Maîtres anciens au Théâtre de la Bastille, fougueuse modernité
Pour ce spectacle, le prodigieux comédien Nicolas Bouchaud s’est associé une fois de plus avec brio à ses complices Erid Didry pour la mise en scène et Véronique Timsit pour la collaboration artistique. Ensemble, ils réussissent une percutante adaptation scénique du roman cinglant de Thomas Bernhard sous-titré « Comédie ».
Depuis des années, Nicolas Bouchaud propose des textes initialement non-théâtraux. Il les ausculte et les découpe, en extirpe l’essence et les offre au public avec son talent d’interprète à la fois intense et raffiné. Longue silhouette longiligne et musclé, visage qui peut tout autant faire passer la fraicheur enfantine que la densité d’un sage, Nicolas Bouchaud habite son texte qu’il sert de tout son corps et toute sa pensée. Pour ce récit rédigé par le célèbre auteur autrichien dans les dernières années de sa vie, il a fallu considérablement cisailler avant de parvenir à cette partition qui brille par l’irrévérence.
Le spectacle se déroule dans une salle du musée d’Histoire de l’art de Vienne, où Reger, critique musical, a rendez-vous avec Atzbacher qui, arrivé en avance, se laisse aller à ses observations et réflexions hautement corrosives. Basée sur une pluralité de voix et de temporalités, la pièce multiplie les registres dans lesquels le comédien se glisse avec un sens du rythme, du phrasé, du geste et du regard, qui tient le public dans une rare acuité d’attention. Alors que Reger s’assoit chaque jour sur une banquette face à L’Homme à la barbe blanche du Tintoret, il s’emporte contre les artistes et intellectuels qu’ils passent au crible de son talent de critique sans concessions jusqu’à en être parfois comique. Les diatribes contre Beethoven, Heiddegger, Dürer et bien d’autres manient une férocité célinienne associée à un humour qui fait mouche. Les phrases sont un travail d’orfèvre et les arguments pour vilipender les maîtres possèdent une puissance cruelle et désopilante. Les figures tutélaires qui appartiennent essentiellement au patrimoine allemand et autrichien sont déboulonnées, l’État ainsi que le religion sont copieusement passés au scalpel.

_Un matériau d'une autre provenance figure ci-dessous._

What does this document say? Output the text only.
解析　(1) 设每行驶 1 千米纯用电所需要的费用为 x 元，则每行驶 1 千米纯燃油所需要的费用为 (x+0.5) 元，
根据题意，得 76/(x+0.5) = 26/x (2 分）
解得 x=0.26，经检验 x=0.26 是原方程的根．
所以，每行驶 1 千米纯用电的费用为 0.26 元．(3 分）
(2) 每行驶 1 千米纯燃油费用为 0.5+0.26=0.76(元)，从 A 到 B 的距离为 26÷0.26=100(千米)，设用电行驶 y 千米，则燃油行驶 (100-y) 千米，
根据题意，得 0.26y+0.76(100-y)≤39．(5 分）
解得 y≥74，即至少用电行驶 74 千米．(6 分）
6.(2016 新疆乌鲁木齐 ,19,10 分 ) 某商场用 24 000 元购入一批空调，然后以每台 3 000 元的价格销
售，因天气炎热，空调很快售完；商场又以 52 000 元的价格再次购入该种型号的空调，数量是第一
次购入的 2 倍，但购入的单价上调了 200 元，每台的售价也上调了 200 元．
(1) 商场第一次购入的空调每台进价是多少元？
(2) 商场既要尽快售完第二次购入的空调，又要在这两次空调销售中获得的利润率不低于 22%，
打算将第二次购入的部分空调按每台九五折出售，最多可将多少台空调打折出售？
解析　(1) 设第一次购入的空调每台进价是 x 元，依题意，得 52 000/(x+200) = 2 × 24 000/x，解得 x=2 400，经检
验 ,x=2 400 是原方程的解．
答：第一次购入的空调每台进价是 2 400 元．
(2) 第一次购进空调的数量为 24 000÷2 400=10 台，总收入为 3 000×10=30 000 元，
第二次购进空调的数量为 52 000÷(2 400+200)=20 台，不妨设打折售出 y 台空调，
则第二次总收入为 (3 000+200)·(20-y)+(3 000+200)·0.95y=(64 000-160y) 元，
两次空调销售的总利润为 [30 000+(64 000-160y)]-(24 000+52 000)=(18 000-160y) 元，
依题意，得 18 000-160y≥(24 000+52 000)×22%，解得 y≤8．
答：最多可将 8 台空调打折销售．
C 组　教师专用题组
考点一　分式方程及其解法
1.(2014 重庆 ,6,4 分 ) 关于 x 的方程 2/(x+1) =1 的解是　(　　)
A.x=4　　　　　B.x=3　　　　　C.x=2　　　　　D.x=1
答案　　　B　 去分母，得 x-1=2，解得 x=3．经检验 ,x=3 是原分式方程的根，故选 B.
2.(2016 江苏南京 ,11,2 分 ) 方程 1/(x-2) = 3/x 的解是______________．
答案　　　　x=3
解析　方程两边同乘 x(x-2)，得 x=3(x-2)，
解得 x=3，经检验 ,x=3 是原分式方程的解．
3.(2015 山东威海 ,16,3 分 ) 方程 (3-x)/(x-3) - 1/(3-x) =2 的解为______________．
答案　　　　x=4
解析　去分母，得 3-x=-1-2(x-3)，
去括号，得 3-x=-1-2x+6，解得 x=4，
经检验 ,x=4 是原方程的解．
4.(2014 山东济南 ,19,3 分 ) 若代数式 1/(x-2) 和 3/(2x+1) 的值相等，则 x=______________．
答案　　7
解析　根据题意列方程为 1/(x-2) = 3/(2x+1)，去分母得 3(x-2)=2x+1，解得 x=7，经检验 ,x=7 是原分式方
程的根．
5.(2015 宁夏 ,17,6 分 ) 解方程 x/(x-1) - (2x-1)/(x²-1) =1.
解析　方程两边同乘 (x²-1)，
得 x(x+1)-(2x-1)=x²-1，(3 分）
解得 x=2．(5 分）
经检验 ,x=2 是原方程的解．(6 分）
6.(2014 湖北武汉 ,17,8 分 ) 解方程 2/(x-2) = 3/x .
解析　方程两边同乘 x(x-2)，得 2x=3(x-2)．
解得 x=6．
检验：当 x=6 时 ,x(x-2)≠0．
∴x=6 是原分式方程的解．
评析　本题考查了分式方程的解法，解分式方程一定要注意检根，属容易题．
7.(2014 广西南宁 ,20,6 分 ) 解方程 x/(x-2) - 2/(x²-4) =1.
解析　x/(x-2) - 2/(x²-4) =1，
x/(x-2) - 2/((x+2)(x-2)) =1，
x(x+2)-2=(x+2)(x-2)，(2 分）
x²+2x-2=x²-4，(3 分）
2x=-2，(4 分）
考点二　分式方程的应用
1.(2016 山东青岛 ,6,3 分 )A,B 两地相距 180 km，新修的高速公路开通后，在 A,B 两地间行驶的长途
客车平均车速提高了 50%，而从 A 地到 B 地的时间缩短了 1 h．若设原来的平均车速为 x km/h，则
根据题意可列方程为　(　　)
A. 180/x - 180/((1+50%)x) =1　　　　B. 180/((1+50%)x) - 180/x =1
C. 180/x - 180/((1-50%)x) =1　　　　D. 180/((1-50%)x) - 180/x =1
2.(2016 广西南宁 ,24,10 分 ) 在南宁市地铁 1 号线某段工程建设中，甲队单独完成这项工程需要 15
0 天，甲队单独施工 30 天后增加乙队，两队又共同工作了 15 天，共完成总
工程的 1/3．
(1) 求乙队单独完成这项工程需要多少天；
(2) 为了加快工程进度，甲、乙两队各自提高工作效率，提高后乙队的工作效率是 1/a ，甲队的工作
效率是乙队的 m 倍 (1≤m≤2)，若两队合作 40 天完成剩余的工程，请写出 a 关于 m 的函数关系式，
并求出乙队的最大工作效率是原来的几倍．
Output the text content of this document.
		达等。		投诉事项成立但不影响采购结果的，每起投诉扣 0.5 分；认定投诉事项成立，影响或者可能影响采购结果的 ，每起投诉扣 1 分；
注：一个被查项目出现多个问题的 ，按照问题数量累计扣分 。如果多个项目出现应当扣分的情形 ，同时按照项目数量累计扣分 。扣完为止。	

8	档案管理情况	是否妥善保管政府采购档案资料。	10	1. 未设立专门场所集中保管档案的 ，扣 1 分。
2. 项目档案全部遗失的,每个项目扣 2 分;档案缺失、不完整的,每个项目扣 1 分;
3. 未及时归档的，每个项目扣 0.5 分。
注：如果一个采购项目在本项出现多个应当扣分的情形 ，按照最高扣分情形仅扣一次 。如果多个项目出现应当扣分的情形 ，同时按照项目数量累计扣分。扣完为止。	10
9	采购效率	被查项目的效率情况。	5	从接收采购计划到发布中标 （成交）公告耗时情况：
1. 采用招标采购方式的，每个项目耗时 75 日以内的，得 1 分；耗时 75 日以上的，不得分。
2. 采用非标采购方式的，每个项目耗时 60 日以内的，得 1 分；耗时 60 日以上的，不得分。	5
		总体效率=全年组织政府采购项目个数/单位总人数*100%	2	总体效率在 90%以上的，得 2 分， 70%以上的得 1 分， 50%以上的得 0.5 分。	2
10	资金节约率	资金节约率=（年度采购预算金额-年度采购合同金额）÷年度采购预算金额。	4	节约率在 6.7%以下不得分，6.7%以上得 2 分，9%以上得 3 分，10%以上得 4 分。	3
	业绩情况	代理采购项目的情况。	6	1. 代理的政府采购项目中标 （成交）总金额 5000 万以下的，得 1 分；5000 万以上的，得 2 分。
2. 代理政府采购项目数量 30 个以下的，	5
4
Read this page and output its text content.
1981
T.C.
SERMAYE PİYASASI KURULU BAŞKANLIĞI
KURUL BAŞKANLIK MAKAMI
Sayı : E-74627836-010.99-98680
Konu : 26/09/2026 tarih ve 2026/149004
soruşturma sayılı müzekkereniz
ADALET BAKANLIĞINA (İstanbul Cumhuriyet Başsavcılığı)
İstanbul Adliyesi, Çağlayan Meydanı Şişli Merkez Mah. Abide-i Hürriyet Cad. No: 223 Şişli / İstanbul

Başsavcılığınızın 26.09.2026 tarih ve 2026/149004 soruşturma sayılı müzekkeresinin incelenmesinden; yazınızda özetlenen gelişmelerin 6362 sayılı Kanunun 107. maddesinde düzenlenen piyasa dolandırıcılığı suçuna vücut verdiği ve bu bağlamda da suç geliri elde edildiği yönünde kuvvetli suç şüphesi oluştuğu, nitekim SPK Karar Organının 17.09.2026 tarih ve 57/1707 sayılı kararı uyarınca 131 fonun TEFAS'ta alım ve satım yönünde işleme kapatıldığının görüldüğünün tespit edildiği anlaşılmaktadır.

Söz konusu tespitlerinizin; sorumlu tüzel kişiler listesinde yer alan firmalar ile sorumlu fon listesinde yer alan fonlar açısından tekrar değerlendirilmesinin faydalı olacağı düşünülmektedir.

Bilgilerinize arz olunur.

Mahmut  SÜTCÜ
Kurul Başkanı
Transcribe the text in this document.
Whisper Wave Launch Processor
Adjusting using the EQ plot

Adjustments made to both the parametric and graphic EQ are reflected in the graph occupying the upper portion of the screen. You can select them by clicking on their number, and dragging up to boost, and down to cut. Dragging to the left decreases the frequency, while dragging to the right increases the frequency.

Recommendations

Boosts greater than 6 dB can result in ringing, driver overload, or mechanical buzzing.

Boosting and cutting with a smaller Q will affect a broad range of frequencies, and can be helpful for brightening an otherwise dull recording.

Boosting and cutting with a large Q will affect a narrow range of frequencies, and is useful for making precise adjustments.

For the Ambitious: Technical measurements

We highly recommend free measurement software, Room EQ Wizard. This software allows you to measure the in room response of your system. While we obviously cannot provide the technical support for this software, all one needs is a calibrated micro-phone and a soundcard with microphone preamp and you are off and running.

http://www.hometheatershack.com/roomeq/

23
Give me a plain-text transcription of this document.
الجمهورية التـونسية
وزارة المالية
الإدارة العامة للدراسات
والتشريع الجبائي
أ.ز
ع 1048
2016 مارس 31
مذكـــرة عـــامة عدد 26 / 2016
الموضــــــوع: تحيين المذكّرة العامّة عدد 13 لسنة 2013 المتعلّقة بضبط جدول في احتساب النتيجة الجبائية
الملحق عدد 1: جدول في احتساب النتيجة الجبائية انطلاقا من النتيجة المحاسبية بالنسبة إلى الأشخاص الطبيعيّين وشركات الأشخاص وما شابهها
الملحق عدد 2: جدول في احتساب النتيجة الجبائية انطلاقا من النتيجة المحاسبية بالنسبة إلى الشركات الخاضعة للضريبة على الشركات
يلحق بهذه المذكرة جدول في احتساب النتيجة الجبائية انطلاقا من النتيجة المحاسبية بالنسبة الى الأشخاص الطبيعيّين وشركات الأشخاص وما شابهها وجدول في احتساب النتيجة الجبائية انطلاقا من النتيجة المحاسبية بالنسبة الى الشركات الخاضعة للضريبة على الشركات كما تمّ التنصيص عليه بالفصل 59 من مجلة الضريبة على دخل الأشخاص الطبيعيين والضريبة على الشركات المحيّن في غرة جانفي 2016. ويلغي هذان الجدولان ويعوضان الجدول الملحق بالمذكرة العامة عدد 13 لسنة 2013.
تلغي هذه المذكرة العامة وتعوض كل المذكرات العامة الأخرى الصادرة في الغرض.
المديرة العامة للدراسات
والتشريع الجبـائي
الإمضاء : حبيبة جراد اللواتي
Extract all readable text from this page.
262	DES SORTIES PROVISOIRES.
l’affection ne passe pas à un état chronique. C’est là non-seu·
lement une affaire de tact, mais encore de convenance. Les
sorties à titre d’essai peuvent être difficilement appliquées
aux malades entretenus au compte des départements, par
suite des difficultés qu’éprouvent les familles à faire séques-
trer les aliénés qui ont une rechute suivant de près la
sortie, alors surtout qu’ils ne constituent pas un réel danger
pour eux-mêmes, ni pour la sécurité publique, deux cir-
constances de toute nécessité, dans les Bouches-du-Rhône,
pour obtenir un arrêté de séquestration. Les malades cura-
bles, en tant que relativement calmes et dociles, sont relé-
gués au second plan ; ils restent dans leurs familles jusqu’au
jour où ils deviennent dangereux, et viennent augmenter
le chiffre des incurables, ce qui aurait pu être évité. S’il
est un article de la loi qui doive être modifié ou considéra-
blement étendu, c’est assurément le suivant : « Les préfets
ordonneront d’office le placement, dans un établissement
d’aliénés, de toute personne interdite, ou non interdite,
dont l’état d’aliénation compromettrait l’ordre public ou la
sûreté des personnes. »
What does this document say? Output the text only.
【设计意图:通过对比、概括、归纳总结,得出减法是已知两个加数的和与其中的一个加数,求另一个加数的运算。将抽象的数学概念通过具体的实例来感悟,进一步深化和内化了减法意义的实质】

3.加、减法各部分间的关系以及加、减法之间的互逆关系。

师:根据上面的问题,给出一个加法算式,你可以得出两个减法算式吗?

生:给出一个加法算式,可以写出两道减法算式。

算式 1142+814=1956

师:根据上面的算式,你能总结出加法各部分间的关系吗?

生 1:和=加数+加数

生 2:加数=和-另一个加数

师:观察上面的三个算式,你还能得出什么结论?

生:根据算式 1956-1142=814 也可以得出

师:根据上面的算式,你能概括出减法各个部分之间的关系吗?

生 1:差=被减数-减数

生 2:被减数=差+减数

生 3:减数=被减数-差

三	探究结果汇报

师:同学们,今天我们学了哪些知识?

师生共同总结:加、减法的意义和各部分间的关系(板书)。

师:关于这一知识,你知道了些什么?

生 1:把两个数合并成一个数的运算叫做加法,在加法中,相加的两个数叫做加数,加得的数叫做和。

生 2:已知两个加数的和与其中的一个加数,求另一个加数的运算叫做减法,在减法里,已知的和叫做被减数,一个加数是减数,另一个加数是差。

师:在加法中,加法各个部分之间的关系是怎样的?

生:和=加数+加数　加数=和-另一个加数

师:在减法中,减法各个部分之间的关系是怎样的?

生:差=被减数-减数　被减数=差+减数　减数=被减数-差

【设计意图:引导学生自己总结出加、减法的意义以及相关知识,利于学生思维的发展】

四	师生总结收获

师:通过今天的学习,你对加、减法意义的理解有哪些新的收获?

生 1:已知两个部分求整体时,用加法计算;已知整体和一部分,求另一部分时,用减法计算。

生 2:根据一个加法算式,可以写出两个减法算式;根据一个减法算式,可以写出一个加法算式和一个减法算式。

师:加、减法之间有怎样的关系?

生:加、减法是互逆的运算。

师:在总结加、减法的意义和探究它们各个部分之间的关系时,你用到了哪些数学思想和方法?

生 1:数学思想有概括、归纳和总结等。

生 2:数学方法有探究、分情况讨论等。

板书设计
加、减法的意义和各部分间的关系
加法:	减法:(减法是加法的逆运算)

Le plateau où domine une tonalité de beige évoque le musée avec une bâche rectangulaire neutre, tandis qu’un tourne-disque et des caisses suffisent à cadrer l’espace où Nicolas Bouchaud se meut avec une souplesse tragi-comique. Il allume au sens propre des mèches dont on craint la déflagration et il s’en amuse avec la véhémence malicieuse de celui qui châtie ce dont il ne peut se passer. Les interrogations tant sur l’art et la philosophie que la politique se percutent dans un jeu de massacre acéré et jubilatoire. Et quand vient la question du deuil, celle du vide absolu, alors Nicolas Bouchaud opère des ruptures de jeu de grand stratège. Le protagoniste invite à penser la société mais aussi la place de l’individu, et fort d’une exigence esthétique et morale insatiable, il prend sous les traits de Nicolas Bouchaud l’allure d’un tourment incandescent qui imprime durablement sa marque aux spectateurs.